Your New Role
Senior MLOps Engineer
Global:IQ is the team building our new intelligence platform, turning first-party and partner data into smarter, data-led media plans across Global’s audio and Outdoor inventory.
As a Senior MLOps Engineer at Global, you’ll build the operational infrastructure that brings AI and ML models into production. You’ll own the platforms, pipelines and processes that let our Data Science teams deploy, monitor, retrain and govern models reliably at scale—from the ground up.
Key Responsibilities
ML Infrastructure & Deployment (40%): Build automated pipelines for model training, validation and deployment, plus model registries, feature stores and inference services, with self-serve tooling for Data Science teams.
Model Monitoring & Operations (30%): Implement monitoring, alerting and automated recovery for ML workloads—covering latency, data quality and drift—and own rollback, rollout and incident response.
MLOps Governance & Best Practice (20%): Establish controls for model lineage, reproducibility and audit trails, and introduce ML-specific CI/CD, testing and release automation.
Collaboration & Enablement (10%): Partner with Data Science, Data Engineering and Product, and mentor junior engineers to raise operational standards.
What you will love about this role:
Think Big: This is a true AI-driven product—ML isn’t a feature, it’s the product, and your infrastructure directly enables business value.
Own It: You’re not maintaining legacy systems—you’re establishing the MLOps patterns and standards that will scale for years.
Keep it Simple: You’ll build pragmatic, reusable patterns that keep ML systems reliable and maintainable without over-engineering.
Better Together: Global:IQ is a tight collaboration between technical and commercial teams.
What Success Looks Like
In your first few months, you’ll have:
Defined a clear operating model between MLOps and the teams developing models.

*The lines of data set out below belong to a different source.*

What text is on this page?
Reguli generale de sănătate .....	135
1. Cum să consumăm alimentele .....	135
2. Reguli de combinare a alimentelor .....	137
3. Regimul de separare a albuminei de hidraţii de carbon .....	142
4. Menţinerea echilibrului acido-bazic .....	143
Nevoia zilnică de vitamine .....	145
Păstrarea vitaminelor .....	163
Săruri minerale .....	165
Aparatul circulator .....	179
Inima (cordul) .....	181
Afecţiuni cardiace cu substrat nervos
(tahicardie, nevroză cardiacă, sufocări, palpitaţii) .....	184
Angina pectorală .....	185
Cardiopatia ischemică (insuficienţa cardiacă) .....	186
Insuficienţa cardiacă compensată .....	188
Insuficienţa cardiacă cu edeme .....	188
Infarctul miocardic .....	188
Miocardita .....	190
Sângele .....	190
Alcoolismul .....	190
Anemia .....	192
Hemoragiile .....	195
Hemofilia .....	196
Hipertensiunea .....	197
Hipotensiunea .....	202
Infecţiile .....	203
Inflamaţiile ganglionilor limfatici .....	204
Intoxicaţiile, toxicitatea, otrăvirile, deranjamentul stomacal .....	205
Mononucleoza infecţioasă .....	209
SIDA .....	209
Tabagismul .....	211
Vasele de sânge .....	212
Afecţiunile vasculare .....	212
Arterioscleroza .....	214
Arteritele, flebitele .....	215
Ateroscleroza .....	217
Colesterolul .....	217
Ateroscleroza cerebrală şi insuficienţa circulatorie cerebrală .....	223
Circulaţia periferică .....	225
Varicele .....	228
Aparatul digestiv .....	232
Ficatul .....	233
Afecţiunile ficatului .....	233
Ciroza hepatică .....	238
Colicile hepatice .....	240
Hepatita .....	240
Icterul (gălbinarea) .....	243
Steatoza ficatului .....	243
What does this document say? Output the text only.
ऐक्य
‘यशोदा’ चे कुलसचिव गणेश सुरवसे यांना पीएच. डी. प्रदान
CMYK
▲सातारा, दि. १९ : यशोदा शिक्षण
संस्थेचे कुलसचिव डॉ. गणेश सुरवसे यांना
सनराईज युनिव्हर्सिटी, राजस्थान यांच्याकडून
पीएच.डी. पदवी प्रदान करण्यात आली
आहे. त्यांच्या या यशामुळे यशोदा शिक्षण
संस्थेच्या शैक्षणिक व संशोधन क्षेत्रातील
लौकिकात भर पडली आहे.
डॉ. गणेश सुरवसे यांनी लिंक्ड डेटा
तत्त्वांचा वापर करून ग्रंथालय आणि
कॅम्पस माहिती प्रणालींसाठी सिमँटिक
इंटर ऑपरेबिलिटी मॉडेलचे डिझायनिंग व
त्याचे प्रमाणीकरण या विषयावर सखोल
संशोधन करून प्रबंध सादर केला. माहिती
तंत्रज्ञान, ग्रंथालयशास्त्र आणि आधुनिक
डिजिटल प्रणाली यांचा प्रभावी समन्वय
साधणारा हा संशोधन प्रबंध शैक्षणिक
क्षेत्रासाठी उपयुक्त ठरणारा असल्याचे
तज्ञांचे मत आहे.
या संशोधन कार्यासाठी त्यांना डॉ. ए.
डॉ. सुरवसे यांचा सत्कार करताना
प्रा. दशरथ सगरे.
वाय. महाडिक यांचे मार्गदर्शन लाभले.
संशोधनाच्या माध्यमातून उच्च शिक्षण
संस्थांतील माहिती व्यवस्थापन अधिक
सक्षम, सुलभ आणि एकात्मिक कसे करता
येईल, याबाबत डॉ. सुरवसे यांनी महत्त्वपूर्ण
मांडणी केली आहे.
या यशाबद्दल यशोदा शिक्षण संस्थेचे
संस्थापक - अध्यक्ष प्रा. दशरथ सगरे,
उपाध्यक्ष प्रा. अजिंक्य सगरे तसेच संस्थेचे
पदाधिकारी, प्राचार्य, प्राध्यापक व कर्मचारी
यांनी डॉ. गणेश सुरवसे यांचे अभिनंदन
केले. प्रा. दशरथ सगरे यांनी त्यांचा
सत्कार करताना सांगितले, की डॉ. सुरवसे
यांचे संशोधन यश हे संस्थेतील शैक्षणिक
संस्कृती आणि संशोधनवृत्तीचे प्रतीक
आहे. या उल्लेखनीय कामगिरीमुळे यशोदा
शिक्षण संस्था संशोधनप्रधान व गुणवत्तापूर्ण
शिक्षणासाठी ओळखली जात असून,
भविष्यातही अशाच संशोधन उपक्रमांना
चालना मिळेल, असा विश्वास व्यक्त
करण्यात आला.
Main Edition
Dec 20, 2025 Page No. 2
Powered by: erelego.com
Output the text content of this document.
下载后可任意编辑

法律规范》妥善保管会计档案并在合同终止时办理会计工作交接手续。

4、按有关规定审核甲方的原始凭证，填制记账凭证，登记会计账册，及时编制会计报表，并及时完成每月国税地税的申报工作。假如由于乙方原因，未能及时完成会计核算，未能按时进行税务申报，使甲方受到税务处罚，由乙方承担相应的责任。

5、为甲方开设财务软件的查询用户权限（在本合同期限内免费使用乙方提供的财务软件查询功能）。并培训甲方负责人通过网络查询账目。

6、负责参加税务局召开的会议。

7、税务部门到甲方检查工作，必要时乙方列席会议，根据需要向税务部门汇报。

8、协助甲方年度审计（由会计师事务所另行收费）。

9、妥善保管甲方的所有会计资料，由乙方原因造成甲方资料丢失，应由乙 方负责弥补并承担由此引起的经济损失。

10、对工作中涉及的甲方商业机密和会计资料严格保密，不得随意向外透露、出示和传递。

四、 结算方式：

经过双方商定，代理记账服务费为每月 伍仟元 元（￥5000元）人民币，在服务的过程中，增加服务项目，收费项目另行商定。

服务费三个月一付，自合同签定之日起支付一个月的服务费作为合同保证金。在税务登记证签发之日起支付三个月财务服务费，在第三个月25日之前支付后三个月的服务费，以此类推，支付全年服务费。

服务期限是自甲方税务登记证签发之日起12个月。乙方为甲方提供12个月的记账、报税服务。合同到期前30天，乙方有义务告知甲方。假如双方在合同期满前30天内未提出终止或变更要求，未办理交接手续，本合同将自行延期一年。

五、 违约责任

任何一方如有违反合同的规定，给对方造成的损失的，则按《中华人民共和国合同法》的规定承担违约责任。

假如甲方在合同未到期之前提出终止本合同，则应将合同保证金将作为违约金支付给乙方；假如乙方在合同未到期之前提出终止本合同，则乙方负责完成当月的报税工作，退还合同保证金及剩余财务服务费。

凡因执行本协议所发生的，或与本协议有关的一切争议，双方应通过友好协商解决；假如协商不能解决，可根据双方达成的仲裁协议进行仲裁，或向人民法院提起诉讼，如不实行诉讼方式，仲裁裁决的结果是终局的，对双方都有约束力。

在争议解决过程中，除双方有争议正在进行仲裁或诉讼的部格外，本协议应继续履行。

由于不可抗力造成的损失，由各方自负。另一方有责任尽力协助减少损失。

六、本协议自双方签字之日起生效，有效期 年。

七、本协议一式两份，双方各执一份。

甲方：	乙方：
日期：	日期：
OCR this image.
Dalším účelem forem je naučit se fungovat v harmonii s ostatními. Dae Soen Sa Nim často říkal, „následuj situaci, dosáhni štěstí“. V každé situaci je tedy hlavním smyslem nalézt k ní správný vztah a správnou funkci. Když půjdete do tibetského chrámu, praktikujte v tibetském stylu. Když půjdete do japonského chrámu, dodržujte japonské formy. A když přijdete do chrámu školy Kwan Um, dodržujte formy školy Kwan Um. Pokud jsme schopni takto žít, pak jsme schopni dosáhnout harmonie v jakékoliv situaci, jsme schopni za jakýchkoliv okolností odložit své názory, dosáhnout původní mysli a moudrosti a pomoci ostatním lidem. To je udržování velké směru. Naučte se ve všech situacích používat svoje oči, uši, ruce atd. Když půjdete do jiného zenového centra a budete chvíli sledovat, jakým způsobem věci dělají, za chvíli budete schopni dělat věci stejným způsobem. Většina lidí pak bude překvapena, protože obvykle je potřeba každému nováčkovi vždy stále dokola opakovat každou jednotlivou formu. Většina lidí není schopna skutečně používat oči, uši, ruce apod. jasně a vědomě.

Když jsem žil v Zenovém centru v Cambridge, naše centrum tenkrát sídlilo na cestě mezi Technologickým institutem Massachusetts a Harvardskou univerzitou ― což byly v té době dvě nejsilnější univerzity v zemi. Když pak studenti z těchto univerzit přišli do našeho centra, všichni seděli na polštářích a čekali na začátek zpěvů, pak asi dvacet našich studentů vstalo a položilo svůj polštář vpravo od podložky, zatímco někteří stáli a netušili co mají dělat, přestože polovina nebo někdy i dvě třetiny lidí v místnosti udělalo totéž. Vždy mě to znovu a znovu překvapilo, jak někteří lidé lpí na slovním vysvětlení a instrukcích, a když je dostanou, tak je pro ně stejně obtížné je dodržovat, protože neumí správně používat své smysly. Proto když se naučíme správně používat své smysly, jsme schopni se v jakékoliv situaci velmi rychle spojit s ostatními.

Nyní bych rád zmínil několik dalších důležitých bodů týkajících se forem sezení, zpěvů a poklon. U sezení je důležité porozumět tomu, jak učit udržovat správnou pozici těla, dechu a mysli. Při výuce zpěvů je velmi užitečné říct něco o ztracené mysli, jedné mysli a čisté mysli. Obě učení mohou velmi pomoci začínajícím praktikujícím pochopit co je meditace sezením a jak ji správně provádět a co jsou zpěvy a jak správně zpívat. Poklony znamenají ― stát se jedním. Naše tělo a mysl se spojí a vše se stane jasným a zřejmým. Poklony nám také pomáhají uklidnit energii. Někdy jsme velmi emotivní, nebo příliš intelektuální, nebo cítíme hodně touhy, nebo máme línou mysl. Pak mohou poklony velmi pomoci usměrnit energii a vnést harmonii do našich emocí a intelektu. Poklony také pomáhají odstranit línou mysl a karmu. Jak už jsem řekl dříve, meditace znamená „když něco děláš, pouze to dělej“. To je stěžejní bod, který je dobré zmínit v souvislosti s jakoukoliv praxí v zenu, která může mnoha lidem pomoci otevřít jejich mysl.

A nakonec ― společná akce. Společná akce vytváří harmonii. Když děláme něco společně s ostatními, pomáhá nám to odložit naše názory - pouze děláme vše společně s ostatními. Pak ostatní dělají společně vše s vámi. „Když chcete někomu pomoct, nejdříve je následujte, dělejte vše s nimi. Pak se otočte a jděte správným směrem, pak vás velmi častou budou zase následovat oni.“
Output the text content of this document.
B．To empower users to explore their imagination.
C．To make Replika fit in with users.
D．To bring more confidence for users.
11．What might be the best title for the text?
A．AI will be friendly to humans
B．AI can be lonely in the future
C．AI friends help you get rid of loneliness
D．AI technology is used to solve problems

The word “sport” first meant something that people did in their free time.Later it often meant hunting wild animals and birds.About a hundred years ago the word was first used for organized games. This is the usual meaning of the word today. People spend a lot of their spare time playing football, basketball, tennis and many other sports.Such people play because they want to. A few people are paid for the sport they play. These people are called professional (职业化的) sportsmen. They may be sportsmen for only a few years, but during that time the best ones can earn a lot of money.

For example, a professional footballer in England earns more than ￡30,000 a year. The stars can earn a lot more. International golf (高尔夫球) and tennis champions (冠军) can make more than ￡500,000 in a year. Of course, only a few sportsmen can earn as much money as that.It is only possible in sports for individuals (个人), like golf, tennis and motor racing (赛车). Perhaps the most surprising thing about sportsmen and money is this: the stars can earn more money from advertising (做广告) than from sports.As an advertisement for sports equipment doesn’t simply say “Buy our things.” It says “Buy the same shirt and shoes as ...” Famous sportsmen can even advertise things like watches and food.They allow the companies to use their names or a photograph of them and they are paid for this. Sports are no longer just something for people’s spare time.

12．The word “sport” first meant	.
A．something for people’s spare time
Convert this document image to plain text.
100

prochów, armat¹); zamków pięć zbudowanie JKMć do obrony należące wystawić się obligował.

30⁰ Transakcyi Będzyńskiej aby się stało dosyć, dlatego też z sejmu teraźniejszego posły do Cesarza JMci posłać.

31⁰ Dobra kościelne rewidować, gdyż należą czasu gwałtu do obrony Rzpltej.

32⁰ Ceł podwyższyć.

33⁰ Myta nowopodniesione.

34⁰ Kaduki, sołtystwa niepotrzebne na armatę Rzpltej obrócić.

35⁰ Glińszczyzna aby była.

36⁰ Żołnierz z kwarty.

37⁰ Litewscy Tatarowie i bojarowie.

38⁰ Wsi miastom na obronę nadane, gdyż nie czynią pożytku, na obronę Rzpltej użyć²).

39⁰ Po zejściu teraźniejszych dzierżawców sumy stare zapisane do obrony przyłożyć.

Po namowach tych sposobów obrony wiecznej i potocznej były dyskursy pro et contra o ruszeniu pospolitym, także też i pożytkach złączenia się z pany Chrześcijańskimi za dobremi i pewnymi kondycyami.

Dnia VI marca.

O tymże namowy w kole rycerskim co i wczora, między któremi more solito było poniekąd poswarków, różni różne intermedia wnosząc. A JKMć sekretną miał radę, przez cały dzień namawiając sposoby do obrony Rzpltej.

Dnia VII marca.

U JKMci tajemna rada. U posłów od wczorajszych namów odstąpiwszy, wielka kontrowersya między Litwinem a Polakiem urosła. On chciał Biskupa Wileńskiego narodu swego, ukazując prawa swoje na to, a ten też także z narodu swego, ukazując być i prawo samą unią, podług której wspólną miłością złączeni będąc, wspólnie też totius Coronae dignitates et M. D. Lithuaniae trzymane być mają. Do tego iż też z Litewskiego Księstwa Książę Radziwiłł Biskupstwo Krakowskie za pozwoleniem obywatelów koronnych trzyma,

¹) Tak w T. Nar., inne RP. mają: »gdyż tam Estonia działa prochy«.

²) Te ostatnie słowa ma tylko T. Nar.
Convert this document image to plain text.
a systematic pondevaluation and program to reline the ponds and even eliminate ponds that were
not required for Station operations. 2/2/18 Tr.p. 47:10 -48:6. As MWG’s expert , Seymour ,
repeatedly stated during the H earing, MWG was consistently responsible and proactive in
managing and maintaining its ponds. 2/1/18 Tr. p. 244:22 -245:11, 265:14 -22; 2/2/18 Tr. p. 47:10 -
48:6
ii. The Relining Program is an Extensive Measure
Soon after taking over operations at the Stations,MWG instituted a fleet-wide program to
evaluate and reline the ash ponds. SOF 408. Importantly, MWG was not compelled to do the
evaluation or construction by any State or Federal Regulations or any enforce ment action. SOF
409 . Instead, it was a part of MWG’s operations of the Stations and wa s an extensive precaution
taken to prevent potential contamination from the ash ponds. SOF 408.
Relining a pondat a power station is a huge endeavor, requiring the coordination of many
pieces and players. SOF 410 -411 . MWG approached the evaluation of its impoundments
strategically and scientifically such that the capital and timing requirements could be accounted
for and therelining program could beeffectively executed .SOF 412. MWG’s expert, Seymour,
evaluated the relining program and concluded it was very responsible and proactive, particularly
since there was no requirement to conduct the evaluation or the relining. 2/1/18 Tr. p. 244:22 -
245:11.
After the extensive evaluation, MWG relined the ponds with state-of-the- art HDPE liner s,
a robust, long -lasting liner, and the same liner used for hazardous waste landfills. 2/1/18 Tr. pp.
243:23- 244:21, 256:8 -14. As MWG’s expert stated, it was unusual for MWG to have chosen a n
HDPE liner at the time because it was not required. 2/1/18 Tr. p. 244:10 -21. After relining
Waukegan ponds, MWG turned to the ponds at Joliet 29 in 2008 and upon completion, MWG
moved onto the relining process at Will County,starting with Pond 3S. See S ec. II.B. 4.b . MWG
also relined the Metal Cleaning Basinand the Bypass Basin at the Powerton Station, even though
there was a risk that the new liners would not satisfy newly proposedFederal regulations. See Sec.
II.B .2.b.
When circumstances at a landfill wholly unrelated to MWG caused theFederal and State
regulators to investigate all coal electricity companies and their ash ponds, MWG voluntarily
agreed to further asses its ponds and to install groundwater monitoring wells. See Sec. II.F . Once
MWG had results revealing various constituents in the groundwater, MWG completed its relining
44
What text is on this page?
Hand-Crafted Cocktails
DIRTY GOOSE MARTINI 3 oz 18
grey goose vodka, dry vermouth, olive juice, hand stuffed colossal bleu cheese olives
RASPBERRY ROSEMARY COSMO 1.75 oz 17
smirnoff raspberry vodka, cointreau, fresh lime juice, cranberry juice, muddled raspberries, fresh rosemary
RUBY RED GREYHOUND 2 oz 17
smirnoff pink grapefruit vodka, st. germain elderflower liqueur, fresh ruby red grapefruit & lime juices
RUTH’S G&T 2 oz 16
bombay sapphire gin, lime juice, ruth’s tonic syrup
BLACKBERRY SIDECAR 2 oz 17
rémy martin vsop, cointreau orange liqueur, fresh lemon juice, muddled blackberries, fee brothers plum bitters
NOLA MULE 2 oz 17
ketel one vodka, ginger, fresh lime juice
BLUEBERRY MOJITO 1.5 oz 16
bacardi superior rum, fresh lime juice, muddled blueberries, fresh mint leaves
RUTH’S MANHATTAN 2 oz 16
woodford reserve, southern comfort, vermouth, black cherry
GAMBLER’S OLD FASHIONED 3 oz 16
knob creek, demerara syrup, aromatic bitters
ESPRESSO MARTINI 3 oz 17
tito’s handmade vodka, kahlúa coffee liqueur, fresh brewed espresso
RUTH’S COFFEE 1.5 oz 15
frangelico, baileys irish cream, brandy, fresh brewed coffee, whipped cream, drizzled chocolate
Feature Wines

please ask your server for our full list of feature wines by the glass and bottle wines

Delivered an end-to-end MLOps path for at least one production use case, from model handoff through deployment, monitoring and rollback.
Established baseline standards for model versioning, environment management and deployment.
Implemented monitoring and alerting across operational health, data quality and model performance.
What You’ll Need
MLOps experience: You’ve operationalised ML models in production, owning deployment, monitoring and lifecycle management.
Strong programming: Production-quality, testable Python.
Cloud expertise: Deep AWS knowledge (SageMaker, Lambda, ECS/EKS, Step Functions); Snowflake a plus.
MLOps tooling: Experiment tracking and registries, workflow orchestration, model serving and feature stores.
CI/CD & IaC: ML-specific CI/CD, Terraform, Docker and test automation.
Cross-disciplinary communication: You translate between Data Science and Engineering and explain trade-offs to any audience.
Skills Required
- Strong programming skills and writing production-quality, testable, maintainable code
- Python (preferred)
- Hands-on MLOps experience deploying, monitoring and managing ML models in production
- Cloud platform expertise (AWS strongly preferred; experience with compute, orchestration, storage, ML services)
- Experience with MLOps tooling (e.g., MLflow, Weights & Biases, SageMaker Model Registry)
- Workflow orchestration experience (Airflow, Prefect, or Step Functions)
- Model serving experience (SageMaker, TorchServe, TensorFlow Serving or similar)
- Feature store experience or ability to implement feature engineering pipelines (Feast, Tecton, or custom)
- Monitoring and observability for ML systems including data quality, drift detection and model performance tracking
- CI/CD and Infrastructure as Code experience (Terraform, containerisation with Docker, automated testing)
- Practical experience building MLOps from an early stage and selecting sensible tooling/patterns
- Ability to work across disciplines and strong communication skills for technical and non-technical stakeholders
- Ownership mentality including being on-call for production systems
- Experience with agentic and AI-accelerated coding tools (GitHub Copilot, Cursor, Claude Code)
- Familiarity with advertising technology, marketing analytics or media measurement use cases
- Knowledge of data governance, privacy and compliance requirements in data-driven products
- Experience in early-stage or scale-up environments building foundational capabilities
What We Do
The UK and Europe’s largest Radio & Outdoor company, Global is home to respected, national market-leading media brands broadcasting across the UK on DAB & FM and around the world on Global Player, including Heart, Capital, LBC, Capital XTRA, Capital Dance, Classic FM, Smooth, Radio X and Gold. Global Player allows listeners to enjoy all of Global’s radio brands, award-winning podcasts, and expertly curated playlists, in one place in app, on web and on smart speakers. Global is also one of the leading Outdoor companies in both the UK & Europe, with over 253,000 sites reaching 95% of the UK population. Global’s extensive and diverse outdoor portfolio encompasses Transport for London’s Underground network, almost all major UK airports including Gatwick, the UK’s largest portfolio of roadside posters and premium digital screens in prime locations, as well as the UK’s largest network of buses including all major cities. On-air, on Global Player and with our outdoor platforms combined, Global reaches 51 million individuals across the UK every week, including 26.3 million on the radio alone.